Especialmente interesantes se presentan las entrevistas y la presentación de escenarios. Como en la obra posterior del mismo autor (recordemos ¿Quién mató al doble de Edgar Allan Poe?) se presenta aquí un escenario que recuerda al teatro: es mínimo y por ello, vital.

La acción transcurre en una casa, y diríamos mejor que en la mayor parte de la historia, en una parte de la misma, una parte mínima y donde Edgar Borges presenta una serie muy escasa (e imprescindible a mi juicio) de elementos, que son altamente significativos y simbólicos. Entre todos ellos se destaca una pequeña biblioteca, que resultará fundamental para el desarrollo de la trama. En torno a la misma crece la figura de la madre, del padre, de los hijos, de los libros escritos por la familia, de los detectives. Aquella biblioteca (apenas una estantería) es un espacio generador de esta narración, casi (simbólicamente) de la literatura en sí.

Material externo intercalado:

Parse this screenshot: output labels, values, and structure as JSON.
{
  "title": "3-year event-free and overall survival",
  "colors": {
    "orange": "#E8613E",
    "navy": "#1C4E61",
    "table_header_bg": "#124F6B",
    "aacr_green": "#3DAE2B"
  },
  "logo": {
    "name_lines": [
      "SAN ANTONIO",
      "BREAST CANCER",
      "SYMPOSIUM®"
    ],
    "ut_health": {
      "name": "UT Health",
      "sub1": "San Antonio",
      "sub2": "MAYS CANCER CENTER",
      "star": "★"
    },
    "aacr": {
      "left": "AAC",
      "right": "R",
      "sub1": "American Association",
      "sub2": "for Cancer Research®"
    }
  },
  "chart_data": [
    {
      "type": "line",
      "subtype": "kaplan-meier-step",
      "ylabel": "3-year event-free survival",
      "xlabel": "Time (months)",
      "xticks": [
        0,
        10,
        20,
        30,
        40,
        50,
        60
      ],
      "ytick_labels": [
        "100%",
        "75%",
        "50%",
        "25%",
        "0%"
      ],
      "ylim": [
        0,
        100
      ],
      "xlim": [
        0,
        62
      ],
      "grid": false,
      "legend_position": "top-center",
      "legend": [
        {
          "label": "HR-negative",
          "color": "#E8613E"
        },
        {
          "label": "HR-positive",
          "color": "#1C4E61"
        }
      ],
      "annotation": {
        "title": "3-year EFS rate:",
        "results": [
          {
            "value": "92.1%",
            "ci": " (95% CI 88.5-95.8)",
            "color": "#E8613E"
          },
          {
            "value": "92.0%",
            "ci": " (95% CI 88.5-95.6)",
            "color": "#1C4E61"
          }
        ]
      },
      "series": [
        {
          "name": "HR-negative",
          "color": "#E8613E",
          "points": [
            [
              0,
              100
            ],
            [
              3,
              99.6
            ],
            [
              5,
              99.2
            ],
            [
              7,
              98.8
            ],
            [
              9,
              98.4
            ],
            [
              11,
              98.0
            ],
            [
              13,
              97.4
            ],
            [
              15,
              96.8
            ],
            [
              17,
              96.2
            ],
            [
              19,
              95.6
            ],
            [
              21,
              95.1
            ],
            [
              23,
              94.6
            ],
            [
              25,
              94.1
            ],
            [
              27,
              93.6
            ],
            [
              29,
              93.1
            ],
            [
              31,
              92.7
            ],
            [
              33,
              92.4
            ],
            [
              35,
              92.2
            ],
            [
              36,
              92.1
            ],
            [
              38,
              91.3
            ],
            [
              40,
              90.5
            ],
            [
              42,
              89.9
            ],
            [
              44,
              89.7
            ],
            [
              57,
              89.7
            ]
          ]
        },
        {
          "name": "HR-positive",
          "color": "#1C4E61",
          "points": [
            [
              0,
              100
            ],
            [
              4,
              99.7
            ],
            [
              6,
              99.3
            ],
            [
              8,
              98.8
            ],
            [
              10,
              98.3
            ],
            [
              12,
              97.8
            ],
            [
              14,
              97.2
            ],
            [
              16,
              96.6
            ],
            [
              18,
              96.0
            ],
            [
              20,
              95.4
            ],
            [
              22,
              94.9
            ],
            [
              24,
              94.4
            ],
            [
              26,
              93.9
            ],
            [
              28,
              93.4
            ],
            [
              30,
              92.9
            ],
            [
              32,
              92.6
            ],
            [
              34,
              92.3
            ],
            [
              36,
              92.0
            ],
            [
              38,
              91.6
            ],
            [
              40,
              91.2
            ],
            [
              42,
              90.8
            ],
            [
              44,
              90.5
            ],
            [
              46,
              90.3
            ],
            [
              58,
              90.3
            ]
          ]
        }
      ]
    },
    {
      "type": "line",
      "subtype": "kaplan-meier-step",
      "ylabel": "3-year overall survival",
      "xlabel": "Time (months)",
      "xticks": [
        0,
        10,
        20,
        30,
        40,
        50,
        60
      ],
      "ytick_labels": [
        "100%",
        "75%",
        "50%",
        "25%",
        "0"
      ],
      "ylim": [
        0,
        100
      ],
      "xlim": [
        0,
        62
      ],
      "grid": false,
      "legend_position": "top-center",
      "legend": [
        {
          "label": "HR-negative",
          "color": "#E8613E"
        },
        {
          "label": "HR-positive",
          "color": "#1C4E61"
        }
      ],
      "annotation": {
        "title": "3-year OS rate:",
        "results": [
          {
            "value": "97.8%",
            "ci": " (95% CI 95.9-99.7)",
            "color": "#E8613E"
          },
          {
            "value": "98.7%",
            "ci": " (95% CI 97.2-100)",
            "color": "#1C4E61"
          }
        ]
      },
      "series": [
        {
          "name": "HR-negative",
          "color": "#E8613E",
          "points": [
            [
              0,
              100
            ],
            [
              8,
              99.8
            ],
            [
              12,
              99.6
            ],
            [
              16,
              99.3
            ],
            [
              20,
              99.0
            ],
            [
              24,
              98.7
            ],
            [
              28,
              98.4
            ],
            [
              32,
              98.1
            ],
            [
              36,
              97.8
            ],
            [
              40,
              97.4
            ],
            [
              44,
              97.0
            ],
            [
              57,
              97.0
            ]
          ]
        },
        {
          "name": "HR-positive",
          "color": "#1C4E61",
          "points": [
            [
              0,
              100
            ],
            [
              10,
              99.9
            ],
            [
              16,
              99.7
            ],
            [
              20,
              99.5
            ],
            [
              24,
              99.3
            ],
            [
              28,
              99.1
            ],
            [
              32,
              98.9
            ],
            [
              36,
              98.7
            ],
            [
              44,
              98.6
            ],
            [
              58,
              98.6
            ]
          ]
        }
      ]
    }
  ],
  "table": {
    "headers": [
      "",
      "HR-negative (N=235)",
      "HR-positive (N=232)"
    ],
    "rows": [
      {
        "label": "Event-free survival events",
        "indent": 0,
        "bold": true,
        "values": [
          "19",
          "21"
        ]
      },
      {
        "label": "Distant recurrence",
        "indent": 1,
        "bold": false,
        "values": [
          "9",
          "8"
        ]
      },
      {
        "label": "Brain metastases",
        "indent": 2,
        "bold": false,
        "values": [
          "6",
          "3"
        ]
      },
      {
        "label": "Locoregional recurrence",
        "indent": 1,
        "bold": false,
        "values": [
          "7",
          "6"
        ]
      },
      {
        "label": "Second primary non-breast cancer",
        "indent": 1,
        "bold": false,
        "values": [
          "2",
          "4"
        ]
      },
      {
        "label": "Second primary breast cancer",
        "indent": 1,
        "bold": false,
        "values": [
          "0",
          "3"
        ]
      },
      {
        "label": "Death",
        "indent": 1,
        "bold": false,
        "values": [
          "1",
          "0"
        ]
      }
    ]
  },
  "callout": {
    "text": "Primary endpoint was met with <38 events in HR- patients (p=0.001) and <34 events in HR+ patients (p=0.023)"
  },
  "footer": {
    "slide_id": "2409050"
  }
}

Gran parte de lo demás es espacio vacío. De vez en cuando sabemos que algo está ocurriendo fuera de nuestro alcance (escuchamos sonidos) como si estuviésemos en una obra de teatro que pretendiese romper la cuarta pared, la del público, sugiriendo que hay una historia que discurre más allá de la historia misma, una especie de metahistoria. Como hay espacio vacío, también hay espera, un tiempo vacío que se sugiere al hablar de la cantidad de entrevistas que los detectives van a realizar, la idea de que todas ellas son necesarias para la resolución. Mientras no se finalice, toda acción ajena a la historia va a ser suspendida, eliminando cualquier atisbo de vida normal fuera de la resolución del problema: los personajes no viven, sólo tratan de resolver el misterio.

Lo intentarán, y verán que no podrán. Jorge Luis Borges habló de la historia como creación literaria y, por tanto, de una cierta creación de la vida en sí. Edgar Borges sigue la línea: aquí los derroteros vitales están indisolublemente unidos a la literatura (ésta es, por tanto, un ente creador). Y si la literatura es fuente de vida, también lo es de locura; la locura que se manifiesta en esos personajes beckettianos que siempre parecen resueltos a esperar un poco más; esperar por el fin de un proceso que, como el de Kafka, no lo tiene; esperar, en definitiva, condenados a ser siempre unos observadores del pasado de su madre muerta: ¿conseguirán algún día la redención?